An unwelcome yellowish color may pervade the otherwise very glossy, handsome foliage. It can be corrected by topdressing with organic soil food or cottonseed meal, and siting in part sun/part shade. A couple of winters out of 10, deer may browse them (may have something to do with their not being pruned tightly enough?), but regrowth is quick.
Leucothoe fontanesiana, according to Michael Dirr, is one of the finest broad-leaved evergreens for naturalizing, and grows luxuriantly in the Island’s shaded gardens. It is a native North American plant. The gracefully drooping fronds create banks of greenery that make attractive work of knitting together taller trees and shrubs, or rounding out foundation plantings and beds.
Give leucothoe, also sometimes called dog-hobble, semishaded locations, humus-rich soil with good moisture, and protection from drying winds, and it will fend for itself. All that is needed is occasional rejuvenation of canes after the white flowers, reminiscent of blueberries or pieris, have faded; they may be selectively cut to the ground.
Layering and division easily propagate Leucothoe, and it makes a good bank holder. Several species and cultivars exist, including L. fontanesiana ‘Scarletta;’ L. f. ‘Girard’s Rainbow,’ a form with mottled foliage; L. f. ‘Compacta’; L. axillaris; and L. a. ‘Tricolor,’ also with mottled foliage. Deer seldom browse leucothoe.
Skimmia japonica is a handsome broad-leaved evergreen with separate male and female plants. Although the foliage of both is similar — leathery, deep green elliptical leaves — the female plants carry showy red berry clusters, while the male plants’ decorative value is in the winter-developing trusses of pinkish-red flowers.

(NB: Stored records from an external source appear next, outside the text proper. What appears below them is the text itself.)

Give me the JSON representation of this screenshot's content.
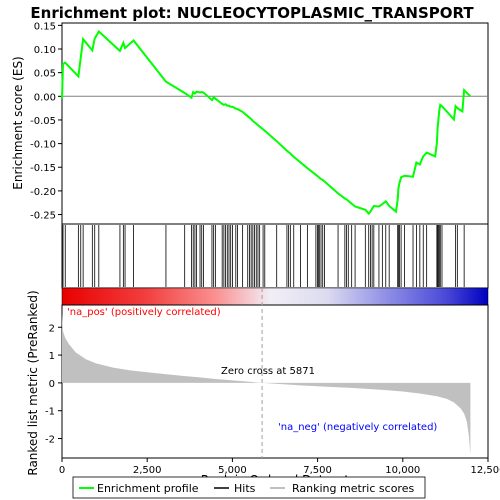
{
  "chart_data": {
    "type": "line",
    "title": "Enrichment plot: NUCLEOCYTOPLASMIC_TRANSPORT",
    "xlabel": "Rank in Ordered Dataset",
    "top_ylabel": "Enrichment score (ES)",
    "bottom_ylabel": "Ranked list metric (PreRanked)",
    "top_ylim": [
      -0.27,
      0.155
    ],
    "top_yticks": [
      -0.25,
      -0.2,
      -0.15,
      -0.1,
      -0.05,
      0.0,
      0.05,
      0.1,
      0.15
    ],
    "top_ytick_labels": [
      "-0.25",
      "-0.20",
      "-0.15",
      "-0.10",
      "-0.05",
      "0.00",
      "0.05",
      "0.10",
      "0.15"
    ],
    "bottom_ylim": [
      -2.7,
      2.8
    ],
    "bottom_yticks": [
      -2,
      -1,
      0,
      1,
      2
    ],
    "xlim": [
      0,
      12500
    ],
    "xticks": [
      0,
      2500,
      5000,
      7500,
      10000,
      12500
    ],
    "xtick_labels": [
      "0",
      "2,500",
      "5,000",
      "7,500",
      "10,000",
      "12,500"
    ],
    "n_genes": 11985,
    "zero_cross": 5871,
    "annotations": {
      "pos_label": "'na_pos' (positively correlated)",
      "neg_label": "'na_neg' (negatively correlated)",
      "zero_cross_label": "Zero cross at 5871"
    },
    "legend": {
      "position": "bottom",
      "items": [
        "Enrichment profile",
        "Hits",
        "Ranking metric scores"
      ]
    },
    "colors": {
      "es_line": "#00ff00",
      "hits": "#000000",
      "metric_fill": "#c0c0c0",
      "pos_label": "#ff0000",
      "neg_label": "#0000ff",
      "grid_zero": "#808080",
      "title": "#000000"
    },
    "hits": [
      30,
      95,
      480,
      550,
      620,
      890,
      960,
      1080,
      1700,
      1800,
      1850,
      2100,
      3050,
      3600,
      3800,
      3850,
      3900,
      3950,
      4050,
      4100,
      4150,
      4400,
      4450,
      4500,
      4700,
      4750,
      4800,
      4850,
      4900,
      4950,
      5000,
      5100,
      5150,
      5300,
      5450,
      5500,
      5550,
      5600,
      5650,
      5700,
      5750,
      5800,
      5900,
      5950,
      6300,
      6600,
      6650,
      6700,
      6800,
      7000,
      7200,
      7450,
      7500,
      7520,
      7550,
      7600,
      7650,
      7700,
      8100,
      8300,
      8350,
      8400,
      8500,
      8600,
      8900,
      9000,
      9050,
      9100,
      9150,
      9300,
      9400,
      9500,
      9600,
      9850,
      9870,
      9900,
      9950,
      10050,
      10300,
      10400,
      10500,
      10600,
      10700,
      11000,
      11020,
      11050,
      11070,
      11100,
      11150,
      11550,
      11600,
      11800
    ],
    "es_profile": [
      [
        0,
        -0.005
      ],
      [
        30,
        0.068
      ],
      [
        95,
        0.071
      ],
      [
        480,
        0.042
      ],
      [
        550,
        0.081
      ],
      [
        620,
        0.121
      ],
      [
        890,
        0.097
      ],
      [
        960,
        0.122
      ],
      [
        1080,
        0.137
      ],
      [
        1700,
        0.096
      ],
      [
        1800,
        0.113
      ],
      [
        1850,
        0.102
      ],
      [
        2100,
        0.118
      ],
      [
        3050,
        0.031
      ],
      [
        3600,
        0.007
      ],
      [
        3800,
        -0.003
      ],
      [
        3850,
        0.009
      ],
      [
        3900,
        0.006
      ],
      [
        3950,
        0.01
      ],
      [
        4050,
        0.008
      ],
      [
        4100,
        0.009
      ],
      [
        4150,
        0.008
      ],
      [
        4400,
        -0.008
      ],
      [
        4450,
        -0.002
      ],
      [
        4500,
        -0.005
      ],
      [
        4700,
        -0.016
      ],
      [
        4750,
        -0.018
      ],
      [
        4800,
        -0.017
      ],
      [
        4850,
        -0.02
      ],
      [
        4900,
        -0.02
      ],
      [
        4950,
        -0.022
      ],
      [
        5000,
        -0.022
      ],
      [
        5100,
        -0.026
      ],
      [
        5150,
        -0.027
      ],
      [
        5300,
        -0.033
      ],
      [
        5450,
        -0.042
      ],
      [
        5500,
        -0.045
      ],
      [
        5550,
        -0.048
      ],
      [
        5600,
        -0.052
      ],
      [
        5650,
        -0.055
      ],
      [
        5700,
        -0.058
      ],
      [
        5750,
        -0.061
      ],
      [
        5800,
        -0.064
      ],
      [
        5900,
        -0.07
      ],
      [
        5950,
        -0.073
      ],
      [
        6300,
        -0.095
      ],
      [
        6600,
        -0.115
      ],
      [
        6650,
        -0.118
      ],
      [
        6700,
        -0.121
      ],
      [
        6800,
        -0.128
      ],
      [
        7000,
        -0.14
      ],
      [
        7200,
        -0.152
      ],
      [
        7450,
        -0.166
      ],
      [
        7500,
        -0.169
      ],
      [
        7520,
        -0.17
      ],
      [
        7550,
        -0.172
      ],
      [
        7600,
        -0.175
      ],
      [
        7650,
        -0.177
      ],
      [
        7700,
        -0.18
      ],
      [
        8100,
        -0.205
      ],
      [
        8300,
        -0.216
      ],
      [
        8350,
        -0.218
      ],
      [
        8400,
        -0.221
      ],
      [
        8500,
        -0.227
      ],
      [
        8600,
        -0.233
      ],
      [
        8900,
        -0.24
      ],
      [
        9000,
        -0.248
      ],
      [
        9050,
        -0.244
      ],
      [
        9100,
        -0.238
      ],
      [
        9150,
        -0.232
      ],
      [
        9300,
        -0.233
      ],
      [
        9400,
        -0.228
      ],
      [
        9500,
        -0.222
      ],
      [
        9600,
        -0.232
      ],
      [
        9800,
        -0.244
      ],
      [
        9850,
        -0.218
      ],
      [
        9870,
        -0.195
      ],
      [
        9900,
        -0.184
      ],
      [
        9950,
        -0.171
      ],
      [
        10050,
        -0.168
      ],
      [
        10300,
        -0.17
      ],
      [
        10400,
        -0.14
      ],
      [
        10500,
        -0.144
      ],
      [
        10600,
        -0.127
      ],
      [
        10700,
        -0.119
      ],
      [
        10950,
        -0.127
      ],
      [
        11000,
        -0.098
      ],
      [
        11020,
        -0.068
      ],
      [
        11050,
        -0.045
      ],
      [
        11070,
        -0.03
      ],
      [
        11100,
        -0.018
      ],
      [
        11150,
        -0.021
      ],
      [
        11500,
        -0.049
      ],
      [
        11550,
        -0.021
      ],
      [
        11600,
        -0.025
      ],
      [
        11750,
        -0.032
      ],
      [
        11800,
        0.013
      ],
      [
        11985,
        0.0
      ]
    ],
    "metric_curve": [
      [
        0,
        2.5
      ],
      [
        30,
        1.85
      ],
      [
        100,
        1.6
      ],
      [
        200,
        1.4
      ],
      [
        400,
        1.1
      ],
      [
        700,
        0.85
      ],
      [
        1000,
        0.7
      ],
      [
        1500,
        0.55
      ],
      [
        2000,
        0.45
      ],
      [
        2500,
        0.38
      ],
      [
        3000,
        0.32
      ],
      [
        3500,
        0.26
      ],
      [
        4000,
        0.2
      ],
      [
        4500,
        0.14
      ],
      [
        5000,
        0.09
      ],
      [
        5500,
        0.04
      ],
      [
        5871,
        0.0
      ],
      [
        6500,
        -0.05
      ],
      [
        7000,
        -0.09
      ],
      [
        7500,
        -0.12
      ],
      [
        8000,
        -0.15
      ],
      [
        8500,
        -0.18
      ],
      [
        9000,
        -0.22
      ],
      [
        9500,
        -0.26
      ],
      [
        10000,
        -0.31
      ],
      [
        10500,
        -0.38
      ],
      [
        11000,
        -0.48
      ],
      [
        11300,
        -0.58
      ],
      [
        11500,
        -0.7
      ],
      [
        11700,
        -0.92
      ],
      [
        11800,
        -1.1
      ],
      [
        11880,
        -1.4
      ],
      [
        11940,
        -1.9
      ],
      [
        11985,
        -2.6
      ]
    ]
  }
}
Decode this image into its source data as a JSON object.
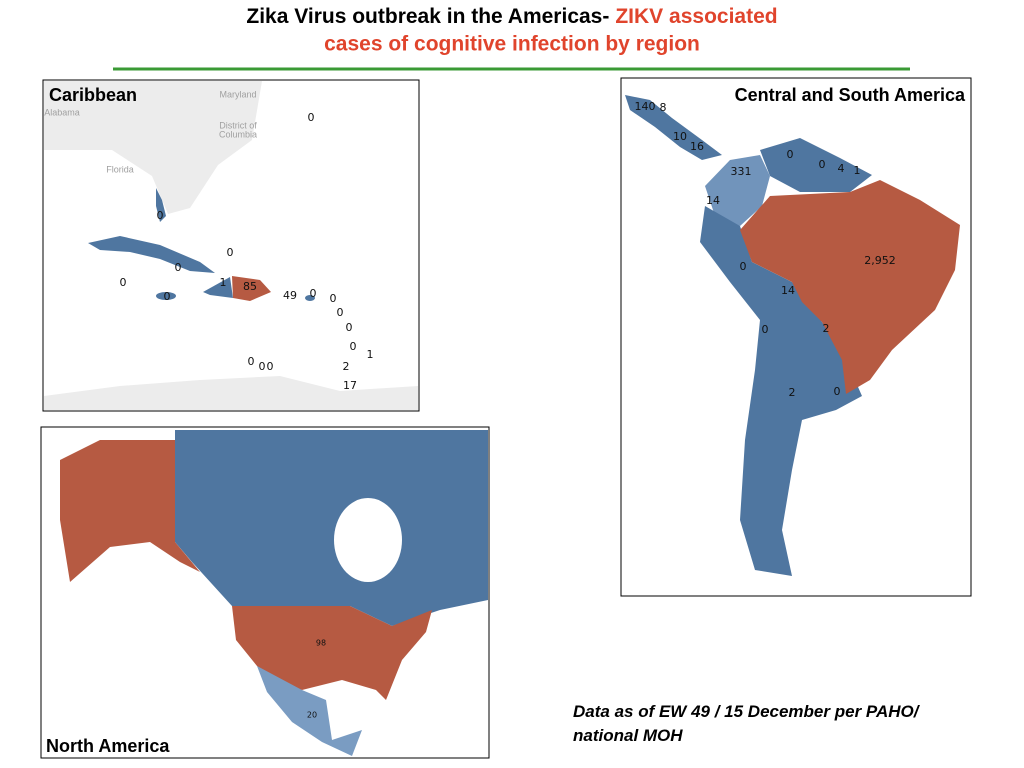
{
  "title": [
    "Zika Virus outbreak in the Americas-",
    "ZIKV associated",
    "cases of cognitive infection by region"
  ],
  "maps": [
    {
      "label": "Caribbean",
      "place_labels": [
        "Maryland",
        "Alabama",
        "District of",
        "Columbia",
        "Florida"
      ],
      "counts": [
        "0",
        "0",
        "0",
        "0",
        "0",
        "1",
        "85",
        "0",
        "49",
        "0",
        "0",
        "0",
        "0",
        "0",
        "1",
        "0",
        "0",
        "0",
        "2",
        "17"
      ]
    },
    {
      "label": "Central and South America",
      "counts": [
        "140",
        "8",
        "10",
        "16",
        "0",
        "0",
        "4",
        "1",
        "331",
        "14",
        "2,952",
        "0",
        "14",
        "0",
        "2",
        "2",
        "0"
      ]
    },
    {
      "label": "North America",
      "counts": [
        "98",
        "20"
      ]
    }
  ],
  "footnote": "Data as of EW 49 / 15 December per PAHO/ national MOH"
}
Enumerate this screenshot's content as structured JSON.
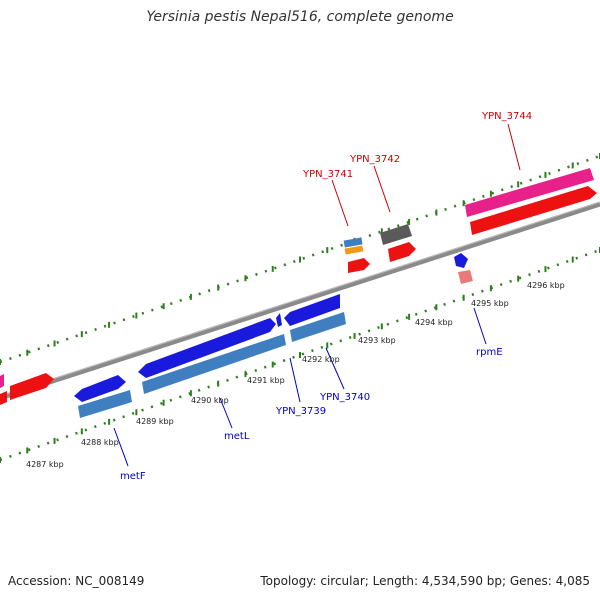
{
  "title": "Yersinia pestis Nepal516, complete genome",
  "footer": {
    "accession": "Accession: NC_008149",
    "summary": "Topology: circular; Length: 4,534,590 bp; Genes: 4,085"
  },
  "colors": {
    "backbone": "#8a8a8a",
    "tick": "#2e7d1e",
    "blue_gene": "#1a1adc",
    "steelblue": "#3f7fc0",
    "red_gene": "#ee1111",
    "pink_gene": "#e8208a",
    "grey_gene": "#5a5a5a",
    "orange_gene": "#f19a1a",
    "salmon_gene": "#e87a7a",
    "label_blue": "#0000cc",
    "label_red": "#cc0000"
  },
  "scale_labels": [
    "4287 kbp",
    "4288 kbp",
    "4289 kbp",
    "4290 kbp",
    "4291 kbp",
    "4292 kbp",
    "4293 kbp",
    "4294 kbp",
    "4295 kbp",
    "4296 kbp"
  ],
  "gene_labels": {
    "metF": "metF",
    "metL": "metL",
    "ypn3739": "YPN_3739",
    "ypn3740": "YPN_3740",
    "rpmE": "rpmE",
    "ypn3741": "YPN_3741",
    "ypn3742": "YPN_3742",
    "ypn3744": "YPN_3744"
  }
}
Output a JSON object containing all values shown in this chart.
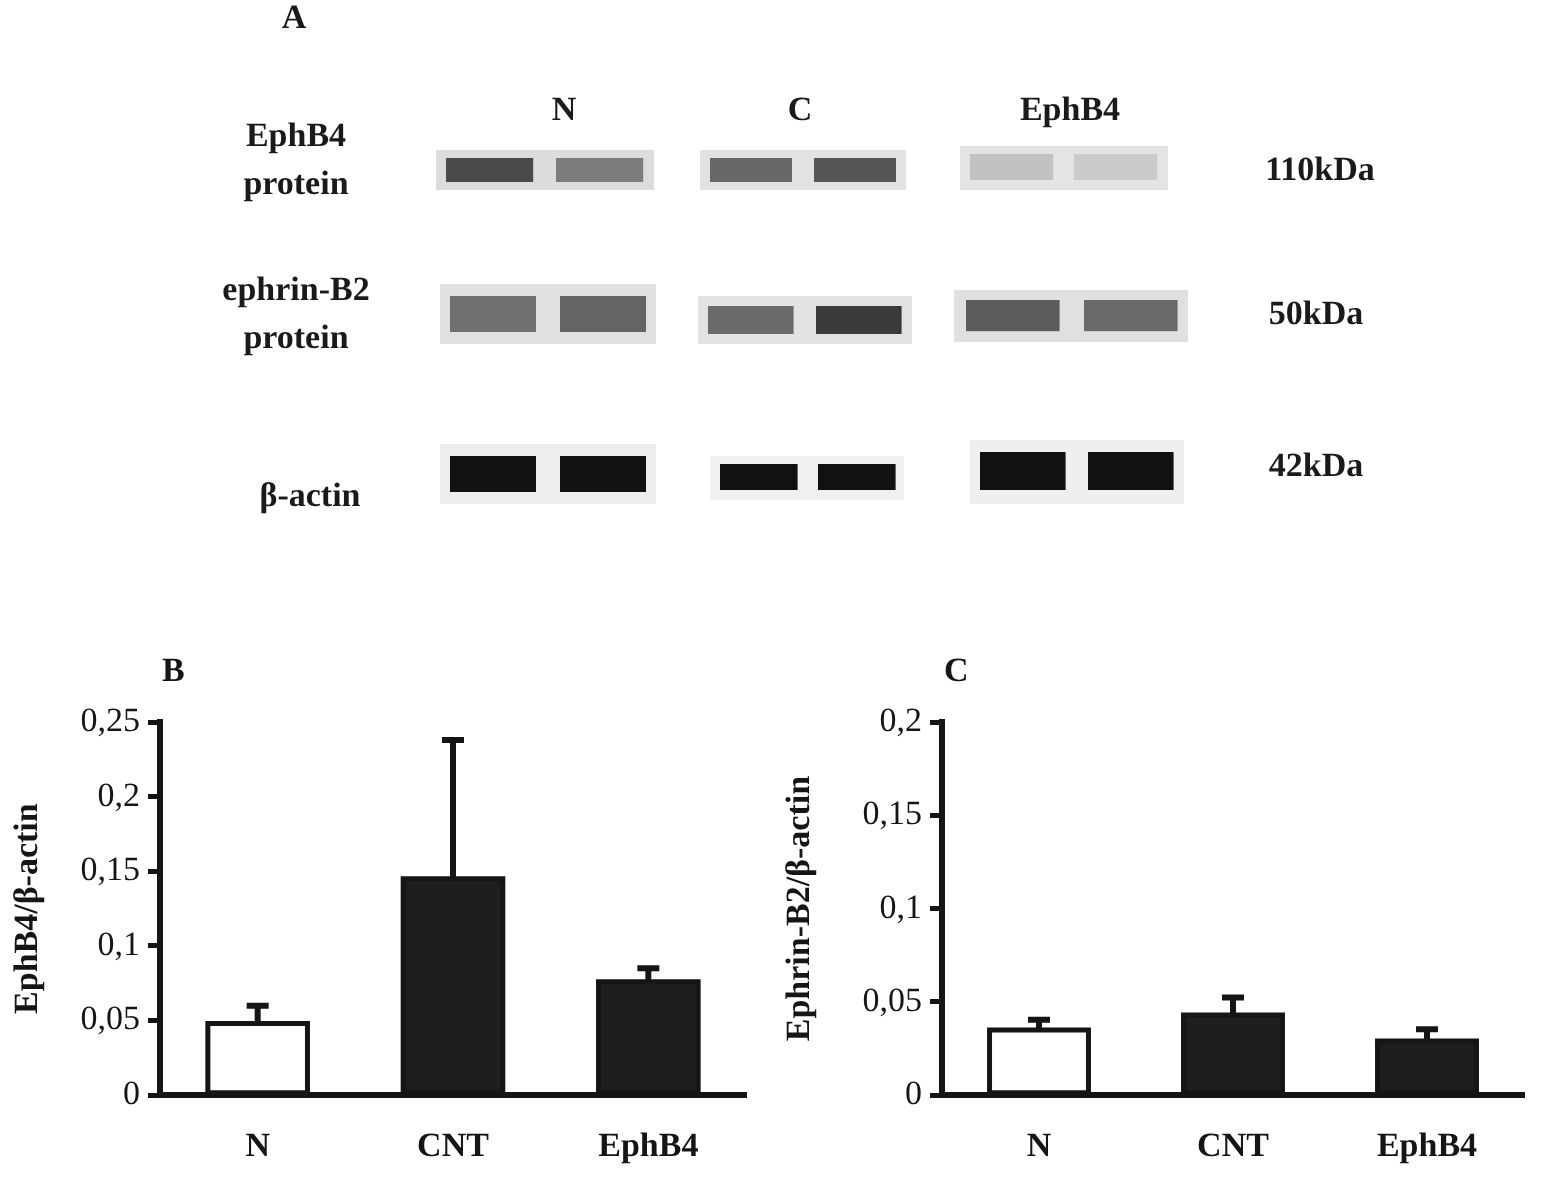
{
  "chart_data": [
    {
      "type": "other",
      "title": "A",
      "annotations": [
        "N",
        "C",
        "EphB4",
        "EphB4 protein",
        "ephrin-B2 protein",
        "β-actin",
        "110kDa",
        "50kDa",
        "42kDa"
      ]
    },
    {
      "type": "bar",
      "title": "B",
      "ylabel": "EphB4/β-actin",
      "categories": [
        "N",
        "CNT",
        "EphB4"
      ],
      "values": [
        0.048,
        0.145,
        0.076
      ],
      "colors": [
        "#ffffff",
        "#1e1e1e",
        "#1e1e1e"
      ],
      "errors": [
        [
          0.048,
          0.062
        ],
        [
          0.145,
          0.24
        ],
        [
          0.076,
          0.087
        ]
      ],
      "ylim": [
        0,
        0.25
      ],
      "yticks": [
        0,
        {
          "value": 0.05,
          "label": "0,05"
        },
        {
          "value": 0.1,
          "label": "0,1"
        },
        {
          "value": 0.15,
          "label": "0,15"
        },
        {
          "value": 0.2,
          "label": "0,2"
        },
        {
          "value": 0.25,
          "label": "0,25"
        }
      ]
    },
    {
      "type": "bar",
      "title": "C",
      "ylabel": "Ephrin-B2/β-actin",
      "categories": [
        "N",
        "CNT",
        "EphB4"
      ],
      "values": [
        0.035,
        0.043,
        0.029
      ],
      "colors": [
        "#ffffff",
        "#1e1e1e",
        "#1e1e1e"
      ],
      "errors": [
        [
          0.035,
          0.042
        ],
        [
          0.043,
          0.054
        ],
        [
          0.029,
          0.037
        ]
      ],
      "ylim": [
        0,
        0.2
      ],
      "yticks": [
        0,
        {
          "value": 0.05,
          "label": "0,05"
        },
        {
          "value": 0.1,
          "label": "0,1"
        },
        {
          "value": 0.15,
          "label": "0,15"
        },
        {
          "value": 0.2,
          "label": "0,2"
        }
      ]
    }
  ]
}
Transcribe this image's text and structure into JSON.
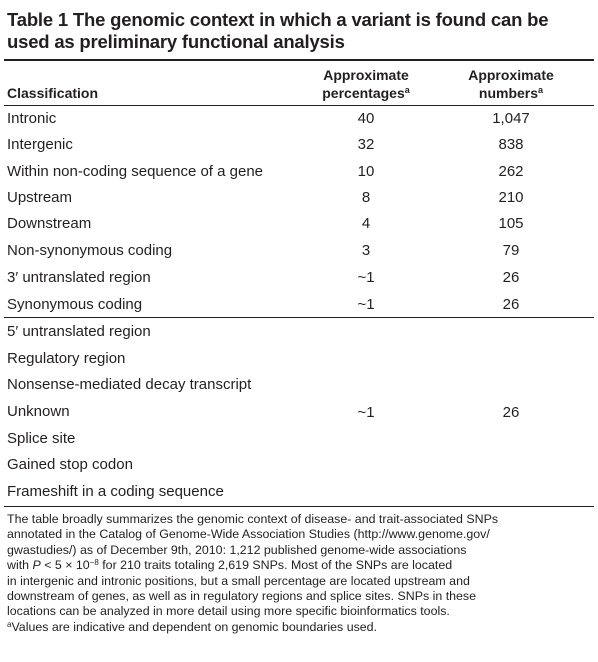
{
  "table": {
    "title_line1": "Table 1  The genomic context in which a variant is found can be",
    "title_line2": "used as preliminary functional analysis",
    "headers": {
      "classification": "Classification",
      "pct_line1": "Approximate",
      "pct_line2": "percentages",
      "pct_sup": "a",
      "num_line1": "Approximate",
      "num_line2": "numbers",
      "num_sup": "a"
    },
    "rows": [
      {
        "classification": "Intronic",
        "percentage": "40",
        "number": "1,047"
      },
      {
        "classification": "Intergenic",
        "percentage": "32",
        "number": "838"
      },
      {
        "classification": "Within non-coding sequence of a gene",
        "percentage": "10",
        "number": "262"
      },
      {
        "classification": "Upstream",
        "percentage": "8",
        "number": "210"
      },
      {
        "classification": "Downstream",
        "percentage": "4",
        "number": "105"
      },
      {
        "classification": "Non-synonymous coding",
        "percentage": "3",
        "number": "79"
      },
      {
        "classification": "3′ untranslated region",
        "percentage": "~1",
        "number": "26"
      },
      {
        "classification": "Synonymous coding",
        "percentage": "~1",
        "number": "26"
      }
    ],
    "group_rows": [
      "5′ untranslated region",
      "Regulatory region",
      "Nonsense-mediated decay transcript",
      "Unknown",
      "Splice site",
      "Gained stop codon",
      "Frameshift in a coding sequence"
    ],
    "group_percentage": "~1",
    "group_number": "26"
  },
  "footnote": {
    "line1": "The table broadly summarizes the genomic context of disease- and trait-associated SNPs",
    "line2": "annotated in the Catalog of Genome-Wide Association Studies (http://www.genome.gov/",
    "line3": "gwastudies/) as of December 9th, 2010: 1,212 published genome-wide associations",
    "line4_pre": "with ",
    "line4_p": "P",
    "line4_lt": " < 5 × 10",
    "line4_exp": "−8",
    "line4_post": " for 210 traits totaling 2,619 SNPs. Most of the SNPs are located",
    "line5": "in intergenic and intronic positions, but a small percentage are located upstream and",
    "line6": "downstream of genes, as well as in regulatory regions and splice sites. SNPs in these",
    "line7": "locations can be analyzed in more detail using more specific bioinformatics tools.",
    "note_sup": "a",
    "note_text": "Values are indicative and dependent on genomic boundaries used."
  }
}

Like the other two broad-leaved evergreens discussed here, skimmia is seldom bothered by deer. In fact, it is seldom bothered by anything, which makes it a great choice for the low-maintenance shade garden. The plants are very neat and tidy-looking, essentially muffin-shaped evergreen mounds.
Skimmias may be pruned back when they become over-tall and open. As with the Ilex crenata ‘Hetzii,’ a yellowish-green coloration of the foliage may occur in sites with too much sun. Top-dressing with manure or organic soil food for acid-loving plants should help to take care of that.
Whether as foundation plantings or as backdrop in the wider garden landscape, associating well with azaleas, rhododendron, and enkianthus, Japanese holly, skimmia, and leucothoe are valuable additions to the garden at any time. Now, with dreary March upon us, their greenery is especially welcome.